Sclera staining involves injecting ink into the white part of the eye, a procedure the American Academy of Ophthalmology says can cause injury and even blindness.In a series of videos and images, Canadian Catt Gallinger has issued what amounts to a DIY, public service message on the danger of eyeball tattoos.
For anyone freaked out by those words separately, never mind together, the images that Gallinger has posted to her Facebook page could be rather traumatic.
But, hey, knock yourself out.
Gallinger said she agreed to an impromptu tattoo session that included sclera staining, a process in which a tattoo needle is used to inject ink into the white part of a person’s eye. Gallinger chose her favorite color — purple.
In one Facebook post, Gallinger described her experience and included images that show her left eye swollen shut. In one rather startling shot, a lavender tear is seen rolling down her cheek.
“I don’t want this to happen to anyone else,” Gallinger wrote.
Gallinger said the tattoo artist that performed the sclera staining — her ex-boyfriend — bungled the procedure by using too large of a needle and injecting pure ink into the eye, rather than ink diluted with saline.
The artist, who Gallinger was dating at the time, defended his work, saying she didn’t maintain proper aftercare.
“I wholeheartedly believe it wasn’t my fault,” Brown said last week in an email to CBC. “I told her she needed to get more eye drops that day… She was fine, but neglected to get eye drops.”
After multiple trips to the hospital, Gallinger says she remains in severe pain, suffers from blurred vision, and may require surgery to prevent losing vision entirely in her eye.
Sclera staining involves injecting ink just under the conjunctiva, the mucus membrane that covers the front of the eye and lines the inside of the eyelids. Properly done, the ink solution will coat the outer, white part of the eye — the sclera — in the desired color and tint.

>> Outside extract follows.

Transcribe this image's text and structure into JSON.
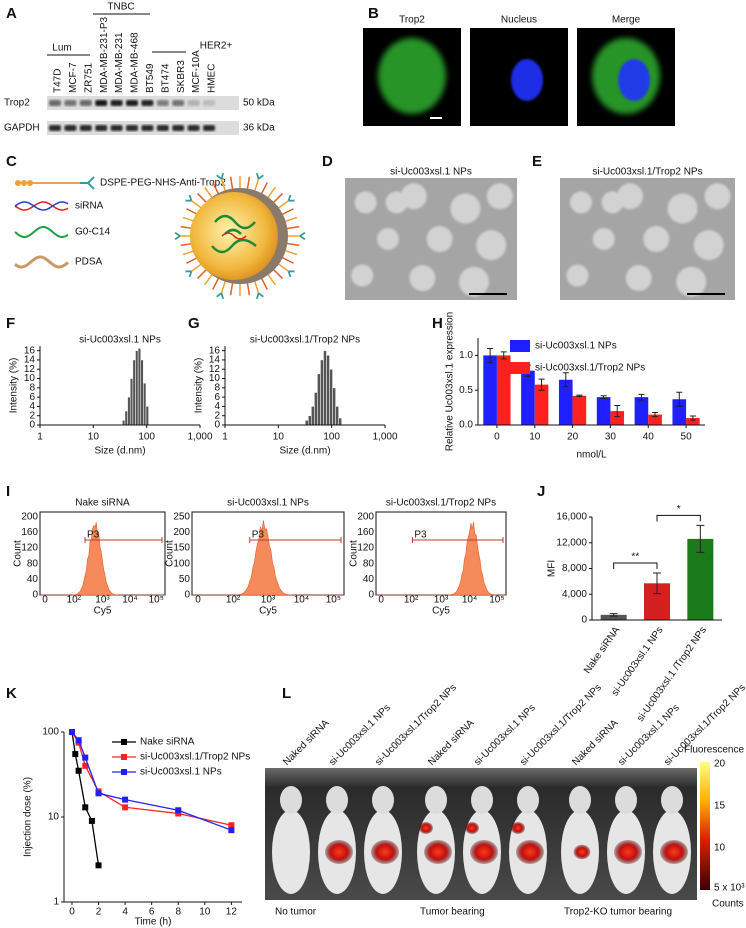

The dangers, and there are several, exist whether the inking is done properly or not, according to the American Academy of Ophthalmology. The most common problem occurs when the ink penetrates through the conjunctiva and sclera and into the vitreous humor, the gelatinous tissue that fills the eyeball behind the lens.
The academy warns the procedure can cause decreased vision, infection, increased sensitivity to light, and possibly blindness.
Eyeball tattoos have been an increasing problem for doctors since the mid-2000s, according to AAO. Sclera staining has become popular among adherents of extreme body modification — think scaring, subdermal implants, and tongue splitting.
“Eyeball tattoos have serious risks and have not been medically or scientifically studied,” reads the AAO warning. “Because they are not a traditional part of tattooing, artists who are doing eyeball tattoos may not be properly trained.”
The AAO cites the case of a 24-year-old man who contracted a severe bacterial infection after a sclera staining session. After several surgeries and multiple antibiotic treatments, doctors were forced remove the patient’s eye.
In an update video posted since undergoing the sclera staining, Gallinger expressed increasing regret and urged people to think twice before considering an eyeball tattoo.
“Don’t risk it,” she says, in tears. “It’s not worth it.”